Robotics is usually the first thing people say, so best just get it out of the way first. I think this is exactly right, but I think the robots we have access to today are terrible, so this turns into mostly a robot design problem with a comparatively smaller ML problem on top. (After working with robots & RL for years I have hours of this but saving that for another time)

Automatic control systems is underrated as a domain. Many problems involving manufacturing with machines involve all sorts of small/strange adjustments to things like "feed rate" "rotor speed" "head pressure" etc etc etc. Often these are tuned/adjusted by people who build up intuition over time, then transfer intuition to other humans. I expect it would be possible for RL to learn how to "play" these machines better and faster than any human. (Machines include: CNC machines, chemical processing steps, textile manufacture machines, etc etc etc)

Language models have been very exciting to me lately, and I really like this approach to RL with language models: https://openai.com/blog/fine-tuning-gpt-2/ I think the large language models are a really great substrate to work with (so far much better than robots!) but specializing them to particular purposes remains difficult. I think having much better RL science here would be really great.

Some 'basic research' topics

Fundamental research into RL scaling. It seems to me that we still don't really have a great understanding of the science of RL. Compared to scaling laws in other domains, RL is hard to predict, and has a much less well understood set of scaling laws (model size, batch size, etc etc). https://arxiv.org/abs/2001.08361 is a great example of the sort of thing I'd like to have for RL.
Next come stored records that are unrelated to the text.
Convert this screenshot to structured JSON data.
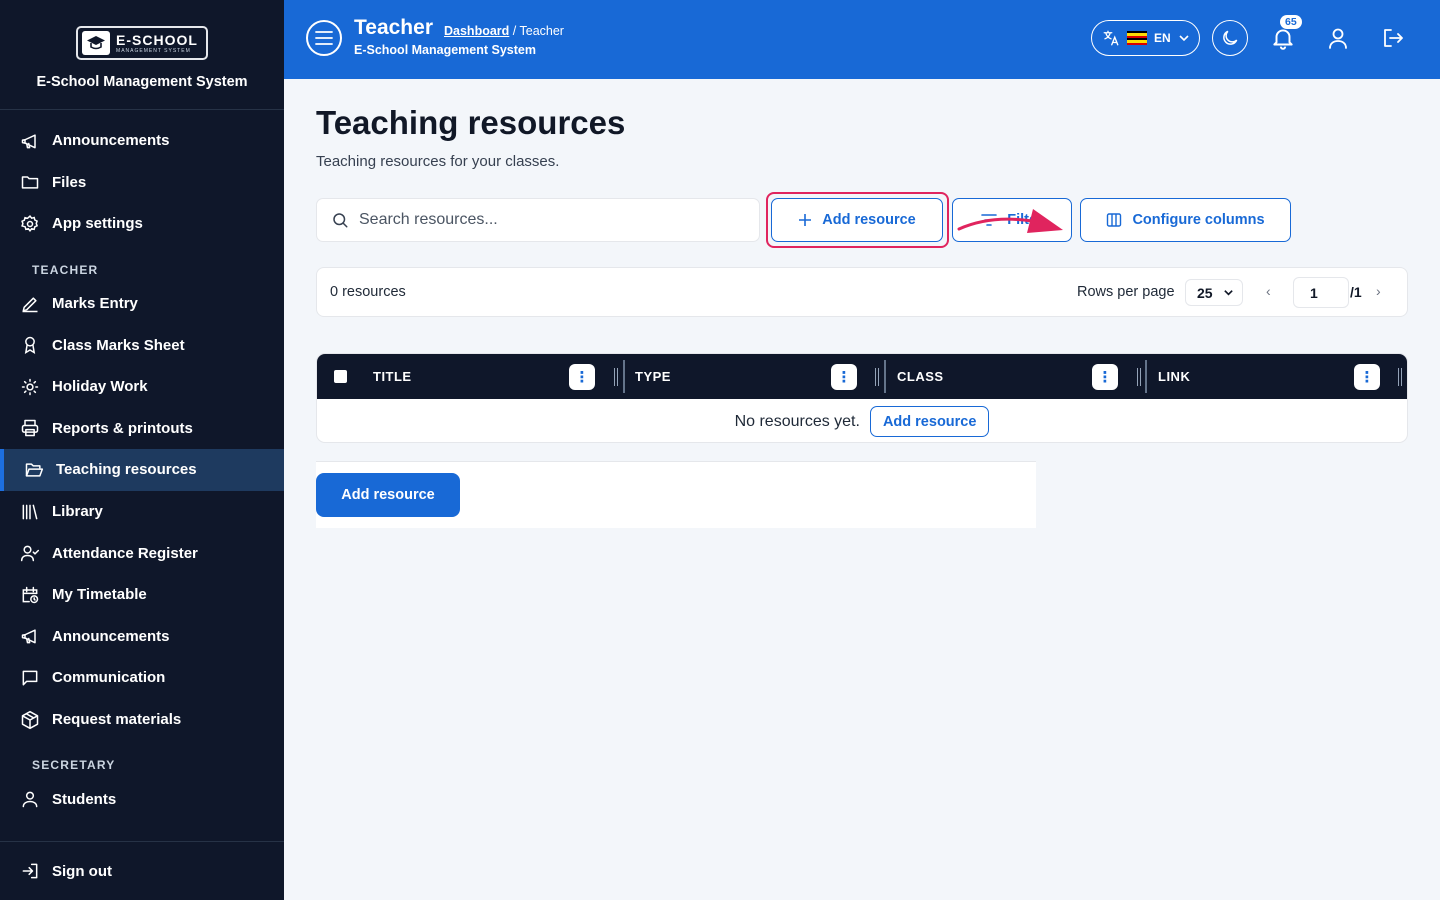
{
  "brand": {
    "logo_text": "E-SCHOOL",
    "logo_sub": "MANAGEMENT SYSTEM",
    "title": "E-School Management System"
  },
  "sidebar": {
    "top_items": [
      {
        "label": "Announcements",
        "icon": "megaphone-icon"
      },
      {
        "label": "Files",
        "icon": "folder-icon"
      },
      {
        "label": "App settings",
        "icon": "gear-icon"
      }
    ],
    "teacher_section": "TEACHER",
    "teacher_items": [
      {
        "label": "Marks Entry",
        "icon": "pen-icon"
      },
      {
        "label": "Class Marks Sheet",
        "icon": "award-icon"
      },
      {
        "label": "Holiday Work",
        "icon": "sun-icon"
      },
      {
        "label": "Reports & printouts",
        "icon": "printer-icon"
      },
      {
        "label": "Teaching resources",
        "icon": "folder-open-icon",
        "active": true
      },
      {
        "label": "Library",
        "icon": "library-icon"
      },
      {
        "label": "Attendance Register",
        "icon": "user-check-icon"
      },
      {
        "label": "My Timetable",
        "icon": "calendar-clock-icon"
      },
      {
        "label": "Announcements",
        "icon": "megaphone-icon"
      },
      {
        "label": "Communication",
        "icon": "message-square-icon"
      },
      {
        "label": "Request materials",
        "icon": "package-icon"
      }
    ],
    "secretary_section": "SECRETARY",
    "secretary_items": [
      {
        "label": "Students",
        "icon": "user-icon"
      }
    ],
    "sign_out": "Sign out"
  },
  "topbar": {
    "title": "Teacher",
    "breadcrumb_link": "Dashboard",
    "breadcrumb_sep": " / ",
    "breadcrumb_current": "Teacher",
    "subtitle": "E-School Management System",
    "language": "EN",
    "notification_count": "65",
    "accent": "#1869d6"
  },
  "main": {
    "title": "Teaching resources",
    "subtitle": "Teaching resources for your classes.",
    "search_placeholder": "Search resources...",
    "add_button": "Add resource",
    "filter_button": "Filter",
    "configure_button": "Configure columns",
    "count": "0 resources",
    "rows_per_page_label": "Rows per page",
    "rows_per_page": "25",
    "page_current": "1",
    "page_total": "/1",
    "columns": [
      "TITLE",
      "TYPE",
      "CLASS",
      "LINK"
    ],
    "empty_text": "No resources yet.",
    "empty_button": "Add resource",
    "primary_button": "Add resource"
  }
}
Multi-objective RL. In general if you ask RL people about multi-objective, you'll get a "why don't you just combine them into a single objective" or "just use one as an aux goal", but it's much more complex than that in the deep RL case, where the objective changes the exploration distribution. I think having multiple objectives is a much more natural way of expressing what we want systems to do. I'm very excited about at some point having transferrable objectives (since there are many things we want many systems to do, like "don't run into the human" and "don't knock over the shelf", in addition to whatever specific goal).

Trying to find some concrete examples, I'm coming up short.

I'm sorry I didn't meet the recommendation for replies, but glad to have put something on here. I think this is far too few replies for a question like this.